Nous nous sommes souvent revus à Paris. J’étais toujours le bienvenu. Mais il s’était installé une gêne, une fêlure, dans nos relations restées empreintes de confiance, d’attachement et de familiarité. Point de dépit ; point de blessure. Mais comme une minime dépression dans nos manières de vivre qui nous éloignaient et nous séparaient irrémédiablement. Je n’étais plus l’enfant précoce grisé de vivre, buvant sec le nectar concentré de la poésie. J’étais devenu ce qu’il y a de pire au monde : un adulte.
*
Claude-Émile Rosen poursuivit à Paris une carrière de theâtre et de cinéma ; notons une apparition remarquée dans le film de Costa Gavras, Section spéciale (1985). Il écrivit également des articles sur le théâtre. Dans Au balcon de l’exil roumain à Paris (L’Harmattan, 1999), Sanda Stolojan évoque sa présence lors d’un colloque consacré à Fondane au Centre Georges Pompidou, où il lut des poèmes de Fondane.
Ce témoignage, publié pour la première fois dans la revue Non Lieu en 1978, est reproduit ici dans une version abrégée. La mémoire de Rosen ne semble pas fiable, car il mentionne un seul spectacle, alors qu’il y en eut plusieurs.Selon un article de Jean Cazaban ( Teatrul Azi, 2003), la troupe aurait monté deux spectacles. Le 26 décembre 1922, La Légende des filandres de Iosif et Anghel, précédé par un prologue, Cometa, pastiche d’après Rostand par Anghel, dont on trouve des comptes rendus dans le deuxième programme de Insula.

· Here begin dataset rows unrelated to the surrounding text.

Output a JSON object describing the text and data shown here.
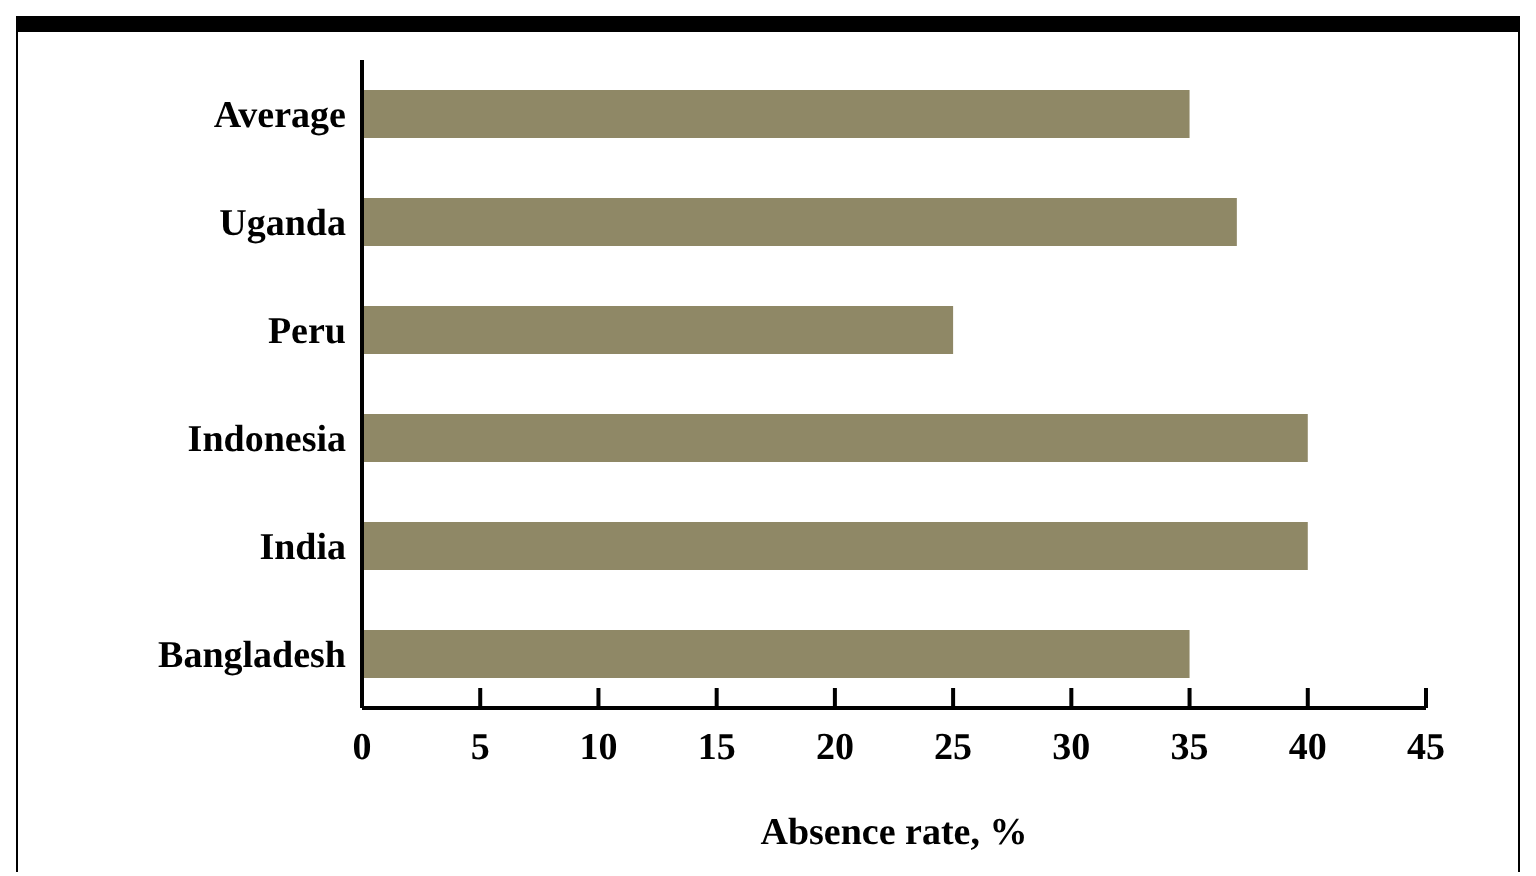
{
  "chart_data": {
    "type": "bar",
    "orientation": "horizontal",
    "xlabel": "Absence rate, %",
    "categories": [
      "Average",
      "Uganda",
      "Peru",
      "Indonesia",
      "India",
      "Bangladesh"
    ],
    "values": [
      35,
      37,
      25,
      40,
      40,
      35
    ],
    "color": "#8f8866",
    "xlim": [
      0,
      45
    ],
    "xticks": [
      0,
      5,
      10,
      15,
      20,
      25,
      30,
      35,
      40,
      45
    ],
    "grid": false,
    "legend": false
  }
}
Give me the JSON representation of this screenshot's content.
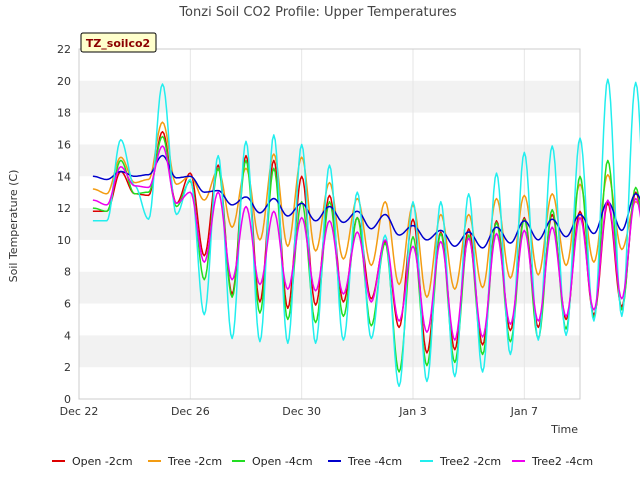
{
  "chart_data": {
    "type": "line",
    "title": "Tonzi Soil CO2 Profile: Upper Temperatures",
    "xlabel": "Time",
    "ylabel": "Soil Temperature (C)",
    "ylim": [
      0,
      22
    ],
    "yticks": [
      0,
      2,
      4,
      6,
      8,
      10,
      12,
      14,
      16,
      18,
      20,
      22
    ],
    "xlim": [
      "2021-12-22",
      "2022-01-09"
    ],
    "xticks": [
      {
        "date": "2021-12-22",
        "label": "Dec 22"
      },
      {
        "date": "2021-12-26",
        "label": "Dec 26"
      },
      {
        "date": "2021-12-30",
        "label": "Dec 30"
      },
      {
        "date": "2022-01-03",
        "label": "Jan 3"
      },
      {
        "date": "2022-01-07",
        "label": "Jan 7"
      }
    ],
    "grid": "horizontal bands",
    "legend_position": "bottom",
    "annotation": "TZ_soilco2",
    "series": [
      {
        "name": "Open -2cm",
        "color": "#dd0000",
        "start": "2021-12-22T12:00",
        "step_hours": 12,
        "values": [
          11.8,
          11.8,
          14.3,
          12.9,
          12.8,
          16.8,
          12.3,
          14.2,
          9.0,
          14.7,
          6.6,
          15.3,
          6.1,
          15.0,
          5.7,
          14.0,
          5.9,
          12.8,
          6.1,
          11.4,
          6.3,
          9.9,
          4.5,
          11.3,
          2.9,
          10.5,
          3.1,
          10.7,
          3.4,
          11.2,
          4.3,
          11.4,
          4.5,
          11.6,
          5.0,
          11.8,
          5.3,
          12.3,
          5.8,
          13.0,
          8.0
        ]
      },
      {
        "name": "Tree -2cm",
        "color": "#f39c12",
        "start": "2021-12-22T12:00",
        "step_hours": 12,
        "values": [
          13.2,
          12.9,
          15.2,
          13.6,
          13.8,
          17.4,
          13.5,
          14.0,
          12.5,
          14.4,
          10.8,
          14.5,
          10.0,
          15.4,
          9.6,
          15.2,
          9.3,
          13.6,
          8.8,
          12.6,
          8.4,
          12.4,
          7.2,
          12.2,
          6.4,
          11.6,
          6.9,
          11.6,
          7.0,
          12.6,
          7.6,
          12.8,
          7.8,
          12.9,
          8.4,
          13.5,
          8.6,
          14.1,
          9.4,
          12.4,
          10.5
        ]
      },
      {
        "name": "Open -4cm",
        "color": "#22dd22",
        "start": "2021-12-22T12:00",
        "step_hours": 12,
        "values": [
          12.0,
          11.8,
          15.0,
          12.9,
          13.0,
          16.5,
          12.1,
          13.7,
          7.5,
          14.5,
          6.4,
          15.0,
          5.4,
          14.5,
          5.0,
          12.4,
          4.8,
          12.4,
          5.2,
          11.4,
          4.6,
          9.8,
          1.7,
          10.2,
          2.1,
          10.4,
          2.3,
          10.3,
          2.8,
          11.1,
          3.6,
          11.3,
          3.8,
          11.9,
          4.4,
          14.0,
          5.1,
          15.0,
          5.6,
          13.3,
          7.8
        ]
      },
      {
        "name": "Tree -4cm",
        "color": "#0000cc",
        "start": "2021-12-22T12:00",
        "step_hours": 12,
        "values": [
          14.0,
          13.8,
          14.3,
          14.0,
          14.1,
          15.3,
          13.9,
          14.0,
          13.0,
          13.1,
          12.2,
          12.7,
          11.7,
          12.6,
          11.5,
          12.3,
          11.2,
          12.1,
          11.1,
          11.8,
          10.7,
          11.6,
          10.3,
          10.9,
          10.0,
          10.6,
          9.6,
          10.5,
          9.5,
          10.8,
          9.8,
          11.2,
          10.0,
          11.3,
          10.2,
          11.6,
          10.4,
          12.4,
          10.6,
          12.9,
          11.6
        ]
      },
      {
        "name": "Tree2 -2cm",
        "color": "#22eeee",
        "start": "2021-12-22T12:00",
        "step_hours": 12,
        "values": [
          11.2,
          11.2,
          16.3,
          13.4,
          11.3,
          19.8,
          11.6,
          13.8,
          5.3,
          15.3,
          3.8,
          16.2,
          3.6,
          16.6,
          3.5,
          16.0,
          3.5,
          14.7,
          3.7,
          13.0,
          3.8,
          10.3,
          0.8,
          12.4,
          1.1,
          12.4,
          1.4,
          12.9,
          1.7,
          14.2,
          2.8,
          15.5,
          3.7,
          15.9,
          4.0,
          16.4,
          4.9,
          20.1,
          5.2,
          19.9,
          6.9
        ]
      },
      {
        "name": "Tree2 -4cm",
        "color": "#ee00ee",
        "start": "2021-12-22T12:00",
        "step_hours": 12,
        "values": [
          12.5,
          12.2,
          14.6,
          13.4,
          13.3,
          15.9,
          12.3,
          13.0,
          8.6,
          13.0,
          7.5,
          12.1,
          7.2,
          11.8,
          6.9,
          11.4,
          6.8,
          11.2,
          6.6,
          10.5,
          6.1,
          10.0,
          4.9,
          9.6,
          4.2,
          9.9,
          3.7,
          10.1,
          3.9,
          10.4,
          4.7,
          10.6,
          4.9,
          10.8,
          5.2,
          11.4,
          5.6,
          12.5,
          6.3,
          12.6,
          8.5
        ]
      }
    ]
  }
}
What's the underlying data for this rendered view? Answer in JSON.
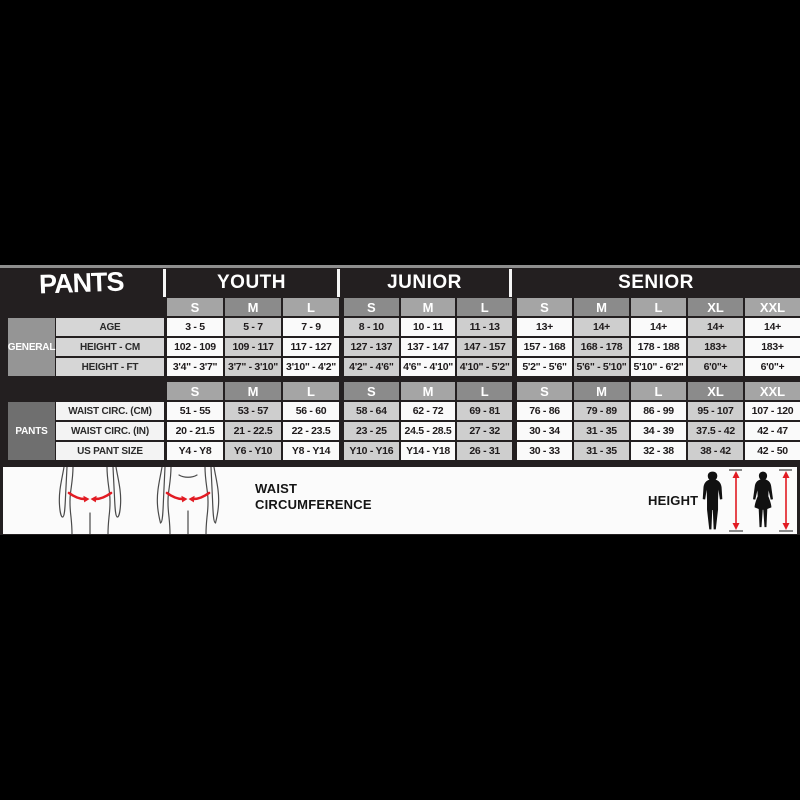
{
  "chart_data": {
    "type": "table",
    "title": "PANTS",
    "column_groups": [
      {
        "label": "YOUTH",
        "span": 3
      },
      {
        "label": "JUNIOR",
        "span": 3
      },
      {
        "label": "SENIOR",
        "span": 5
      }
    ],
    "columns": [
      "S",
      "M",
      "L",
      "S",
      "M",
      "L",
      "S",
      "M",
      "L",
      "XL",
      "XXL"
    ],
    "row_groups": [
      {
        "label": "GENERAL",
        "rows": [
          {
            "label": "AGE",
            "values": [
              "3 - 5",
              "5 - 7",
              "7 - 9",
              "8 - 10",
              "10 - 11",
              "11 - 13",
              "13+",
              "14+",
              "14+",
              "14+",
              "14+"
            ]
          },
          {
            "label": "HEIGHT - CM",
            "values": [
              "102 - 109",
              "109 - 117",
              "117 - 127",
              "127 - 137",
              "137 - 147",
              "147 - 157",
              "157 - 168",
              "168 - 178",
              "178 - 188",
              "183+",
              "183+"
            ]
          },
          {
            "label": "HEIGHT - FT",
            "values": [
              "3'4\" - 3'7\"",
              "3'7\" - 3'10\"",
              "3'10\" - 4'2\"",
              "4'2\" - 4'6\"",
              "4'6\" - 4'10\"",
              "4'10\" - 5'2\"",
              "5'2\" - 5'6\"",
              "5'6\" - 5'10\"",
              "5'10\" - 6'2\"",
              "6'0\"+",
              "6'0\"+"
            ]
          }
        ]
      },
      {
        "label": "PANTS",
        "rows": [
          {
            "label": "WAIST CIRC. (CM)",
            "values": [
              "51 - 55",
              "53 - 57",
              "56 - 60",
              "58 - 64",
              "62 - 72",
              "69 - 81",
              "76 - 86",
              "79 - 89",
              "86 - 99",
              "95 - 107",
              "107 - 120"
            ]
          },
          {
            "label": "WAIST CIRC. (IN)",
            "values": [
              "20 - 21.5",
              "21 - 22.5",
              "22 - 23.5",
              "23 - 25",
              "24.5 - 28.5",
              "27 - 32",
              "30 - 34",
              "31 - 35",
              "34 - 39",
              "37.5 - 42",
              "42 - 47"
            ]
          },
          {
            "label": "US PANT SIZE",
            "values": [
              "Y4 - Y8",
              "Y6 - Y10",
              "Y8 - Y14",
              "Y10 - Y16",
              "Y14 - Y18",
              "26 - 31",
              "30 - 33",
              "31 - 35",
              "32 - 38",
              "38 - 42",
              "42 - 50"
            ]
          }
        ]
      }
    ],
    "layout_hints": {
      "grid": true,
      "alternating_columns": true
    }
  },
  "legend": {
    "waist_label": "WAIST CIRCUMFERENCE",
    "height_label": "HEIGHT"
  },
  "colors": {
    "accent_red": "#e21b23",
    "table_background": "#231f20",
    "cell_white": "#fafafa",
    "cell_gray": "#cecece",
    "header_gray_light": "#a5a5a5",
    "header_gray_dark": "#8b8b8b"
  }
}
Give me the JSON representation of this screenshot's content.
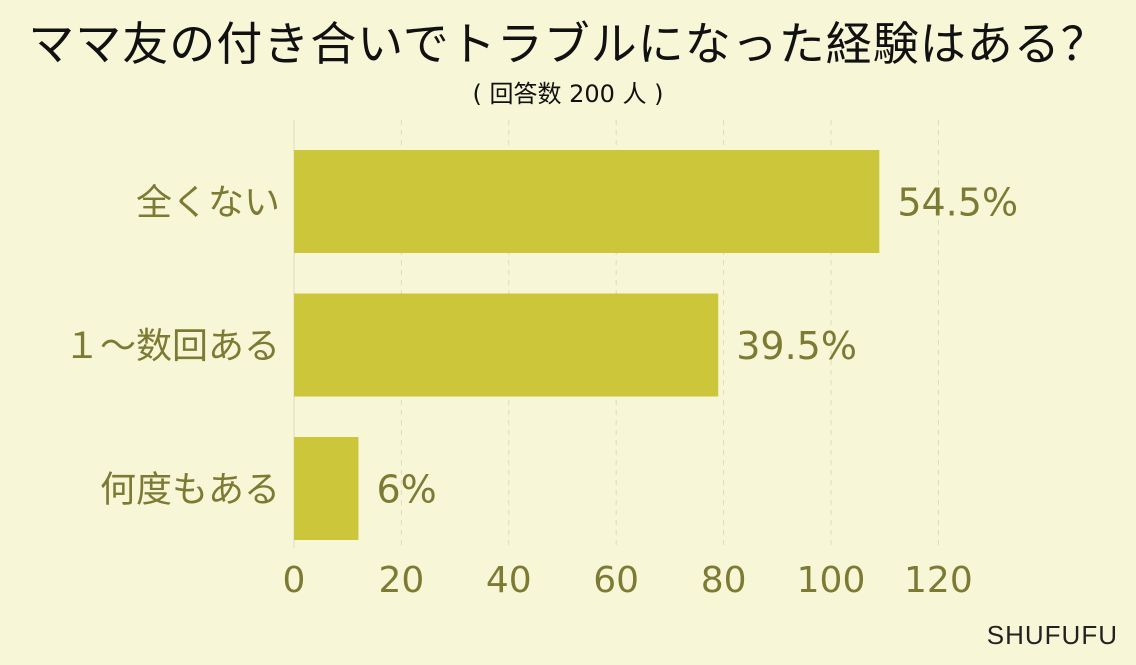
{
  "chart_data": {
    "type": "bar",
    "orientation": "horizontal",
    "title": "ママ友の付き合いでトラブルになった経験はある？",
    "subtitle": "( 回答数 200 人 )",
    "categories": [
      "全くない",
      "１～数回ある",
      "何度もある"
    ],
    "values": [
      109,
      79,
      12
    ],
    "value_labels": [
      "54.5%",
      "39.5%",
      "6%"
    ],
    "xlim": [
      0,
      120
    ],
    "xticks": [
      0,
      20,
      40,
      60,
      80,
      100,
      120
    ],
    "grid": true,
    "legend": "none",
    "colors": {
      "bar": "#cbc63a",
      "text": "#7d7a34",
      "grid": "#dcdcbc",
      "background": "#f7f7d7"
    }
  },
  "credit": "SHUFUFU"
}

Le compte rendu de Kiritsescu, publié dans ce cahier, mentionne la première, le 31 mars 1923, d’un spectacle comprenant Devant les portes d’or et Le Médecin volant. Selon Jean Cazaban, on aurait répété, sans arriver à la première, Les Fourberies de Scapin, avec Armand Pascal dans le rôle de Scapin. Des fragments auraient peut-être été représentés lors d’une lecture de textes de Molière. Claude-Emile Rosen est le seul a mentionné La Mort de Tintagiles,dont le titre figure toutefois parmi les pièces du répertoire de Insula.
[1] Probablement un portrait exécuté par I. Ross, mais nous ne pouvons l’identifier avec certitude.